The United States and some of its European allies condemned the announcement, and the US Navy put the Mediterranean fleet on standby.
In Tel Aviv, the Israeli cabinet met in crisis session. The far-right elements of the cabinet called on Israel’s defense forces to attack and destroy the Chinese task force before it entered the canal. The Chief of Staff (COS) of the Israeli military was less than enthusiastic about the proposal. He pointed out that satellite images provided by their American allies showed the Chinese task force was a very significant military force, centered around the People’s Republic’s newest aircraft carrier.
This was a very modern naval force, he said, and it was by no means guaranteed that if the Israeli Navy engaged it they would not come off second best.

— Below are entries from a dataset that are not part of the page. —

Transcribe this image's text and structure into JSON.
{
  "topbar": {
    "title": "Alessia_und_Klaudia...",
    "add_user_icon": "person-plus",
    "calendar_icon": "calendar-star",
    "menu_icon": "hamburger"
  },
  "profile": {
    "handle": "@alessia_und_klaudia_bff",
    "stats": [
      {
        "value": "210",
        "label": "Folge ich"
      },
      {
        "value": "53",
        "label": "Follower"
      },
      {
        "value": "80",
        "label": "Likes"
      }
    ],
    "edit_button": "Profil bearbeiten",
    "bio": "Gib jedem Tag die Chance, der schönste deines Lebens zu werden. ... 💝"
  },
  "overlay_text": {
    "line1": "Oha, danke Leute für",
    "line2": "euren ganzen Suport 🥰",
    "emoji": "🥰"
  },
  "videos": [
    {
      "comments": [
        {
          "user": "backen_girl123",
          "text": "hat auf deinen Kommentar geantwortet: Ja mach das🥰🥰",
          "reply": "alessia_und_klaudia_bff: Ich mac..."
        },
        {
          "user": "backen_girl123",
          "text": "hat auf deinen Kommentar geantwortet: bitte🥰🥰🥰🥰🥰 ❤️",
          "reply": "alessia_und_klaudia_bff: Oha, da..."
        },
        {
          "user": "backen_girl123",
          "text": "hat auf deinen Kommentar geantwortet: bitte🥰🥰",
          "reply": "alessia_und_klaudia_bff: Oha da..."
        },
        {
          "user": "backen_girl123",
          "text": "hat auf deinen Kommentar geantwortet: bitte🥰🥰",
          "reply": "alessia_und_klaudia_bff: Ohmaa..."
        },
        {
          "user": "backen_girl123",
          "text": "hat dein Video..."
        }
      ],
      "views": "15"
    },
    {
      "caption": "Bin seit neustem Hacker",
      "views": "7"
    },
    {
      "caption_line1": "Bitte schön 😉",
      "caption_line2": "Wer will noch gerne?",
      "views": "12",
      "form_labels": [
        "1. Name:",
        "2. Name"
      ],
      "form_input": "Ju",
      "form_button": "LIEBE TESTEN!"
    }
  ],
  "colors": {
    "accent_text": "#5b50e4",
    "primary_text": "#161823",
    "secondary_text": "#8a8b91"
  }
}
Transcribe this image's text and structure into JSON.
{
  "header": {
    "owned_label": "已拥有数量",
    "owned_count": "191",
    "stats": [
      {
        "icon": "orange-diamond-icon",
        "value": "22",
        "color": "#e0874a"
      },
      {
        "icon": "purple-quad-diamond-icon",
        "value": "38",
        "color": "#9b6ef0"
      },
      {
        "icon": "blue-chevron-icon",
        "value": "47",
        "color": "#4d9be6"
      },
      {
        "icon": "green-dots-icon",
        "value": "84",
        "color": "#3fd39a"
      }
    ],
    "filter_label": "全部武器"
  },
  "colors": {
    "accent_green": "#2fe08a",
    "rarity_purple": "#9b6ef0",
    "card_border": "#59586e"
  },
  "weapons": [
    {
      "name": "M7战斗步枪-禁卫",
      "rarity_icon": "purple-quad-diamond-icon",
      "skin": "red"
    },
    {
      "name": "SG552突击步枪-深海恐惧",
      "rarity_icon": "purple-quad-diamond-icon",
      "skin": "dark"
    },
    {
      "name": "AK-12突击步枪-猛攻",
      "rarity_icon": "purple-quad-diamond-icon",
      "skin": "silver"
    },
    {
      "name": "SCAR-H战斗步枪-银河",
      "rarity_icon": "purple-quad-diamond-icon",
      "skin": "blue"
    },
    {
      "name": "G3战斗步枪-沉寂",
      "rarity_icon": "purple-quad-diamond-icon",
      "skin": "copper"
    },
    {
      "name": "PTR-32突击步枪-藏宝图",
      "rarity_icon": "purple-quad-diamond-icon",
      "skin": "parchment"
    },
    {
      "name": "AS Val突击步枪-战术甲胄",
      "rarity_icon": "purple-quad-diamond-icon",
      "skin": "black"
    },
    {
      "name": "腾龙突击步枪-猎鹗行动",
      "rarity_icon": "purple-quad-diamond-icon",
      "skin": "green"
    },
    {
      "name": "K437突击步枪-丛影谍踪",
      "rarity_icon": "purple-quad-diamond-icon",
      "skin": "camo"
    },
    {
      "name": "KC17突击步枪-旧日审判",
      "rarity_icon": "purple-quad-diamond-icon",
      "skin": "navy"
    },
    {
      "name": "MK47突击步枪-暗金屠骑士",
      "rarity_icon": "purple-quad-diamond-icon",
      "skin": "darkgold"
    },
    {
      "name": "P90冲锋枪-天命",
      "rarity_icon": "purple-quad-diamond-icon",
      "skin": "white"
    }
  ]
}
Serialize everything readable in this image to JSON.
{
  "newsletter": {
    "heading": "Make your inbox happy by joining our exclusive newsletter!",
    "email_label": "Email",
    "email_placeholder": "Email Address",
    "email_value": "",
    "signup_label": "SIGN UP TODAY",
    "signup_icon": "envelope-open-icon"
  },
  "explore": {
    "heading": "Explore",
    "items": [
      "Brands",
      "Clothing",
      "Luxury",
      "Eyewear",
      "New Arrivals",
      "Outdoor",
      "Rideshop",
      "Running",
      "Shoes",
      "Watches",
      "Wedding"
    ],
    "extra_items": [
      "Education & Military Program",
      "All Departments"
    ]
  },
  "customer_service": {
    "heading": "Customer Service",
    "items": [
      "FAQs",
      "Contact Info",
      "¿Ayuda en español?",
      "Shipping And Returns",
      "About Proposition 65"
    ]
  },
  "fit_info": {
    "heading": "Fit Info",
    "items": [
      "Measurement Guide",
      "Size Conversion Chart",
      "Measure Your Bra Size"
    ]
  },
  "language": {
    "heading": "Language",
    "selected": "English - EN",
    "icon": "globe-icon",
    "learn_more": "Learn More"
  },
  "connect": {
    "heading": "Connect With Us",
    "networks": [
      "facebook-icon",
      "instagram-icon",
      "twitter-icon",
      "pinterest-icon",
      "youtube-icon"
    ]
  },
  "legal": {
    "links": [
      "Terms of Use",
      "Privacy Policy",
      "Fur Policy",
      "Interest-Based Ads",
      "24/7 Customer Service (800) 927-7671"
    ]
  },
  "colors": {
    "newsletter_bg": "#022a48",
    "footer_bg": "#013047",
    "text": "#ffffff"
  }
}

In a less-than-subtle move, the Chinese ministry of defense held a separate briefing where it announced that it was converting a substantial number of China’s intercontinental ballistic missiles to conventional non-nuclear warheads.
This was, they said, a response to the United States’ Prompt Global Strike initiative, which allowed both countries the ability to deliver a powerful, highly disruptive, non-nuclear and unstoppable military strike upon any place on the surface of the Earth.
The Chinese task force cleared the Suez Canal and took a position off the coast of Gaza, Israeli ships and aircraft putting on a display of patrolling outside the self-designated Chinese defense perimeter of its fleet.
Both Israeli pilots and naval commanders, pointing out that their aircraft and vessels were clearly targeted by the advanced anti-aircraft and anti-ship defense systems of the Chinese fleet.
The Israelis could clearly see the amphibious landing craft accompanying the Chinese fleet being prepared to engage in landing Chinese forces in Gaza and once again these Israeli Prime Minister met in crisis meeting with his fellow ministers.
The choice was one recent Israeli leaders were simply not used to having to make. That is, the decision to take military action against the force that was at least military comparable, and possibly militarily superior to the forces of the state of Israel.
What was not clear to the Israeli government or indeed, to Israel’s delegation to the United Nations in New York was what was the actual plan of the Chinese. They were obviously about to deploy forces into Gazza, but with what intent?
The answer to this question was given once again by China’s UN ambassador. He announced that China was going to deploy significant troops and aid facilities to restore order to Gaza, to prevent attack on the Gaza civilian population, but also to suppress and remove the ability of Hamas to govern Gaza or indeed carry out attacks on Israel.
The public response to this proposal, even in the United States and in Europe was not entirely negative. Indeed many pro-Palestinian protesters were thrown into confusion as they did not exactly know whether they should be opposing or supporting the Chinese intervention?
On the one hand, the Chinese were going to stop the Israelis bombing Gaza. On the other hand, the Chinese were going to almost certainly inflict serious military action against Hamas. The left in the United States and European Union were in a state of confusion, not used to the idea of condemning China, a non-western country, for an act of colonialism, which is very most certainly was. One Irish member of parliament collapsed.
The COS confirmed to the Israeli cabinet that the Chinese force was preparing to land forces in Gaza, and that the navy and the IAF were ready to carry out anti-ship missile attacks on the fleet.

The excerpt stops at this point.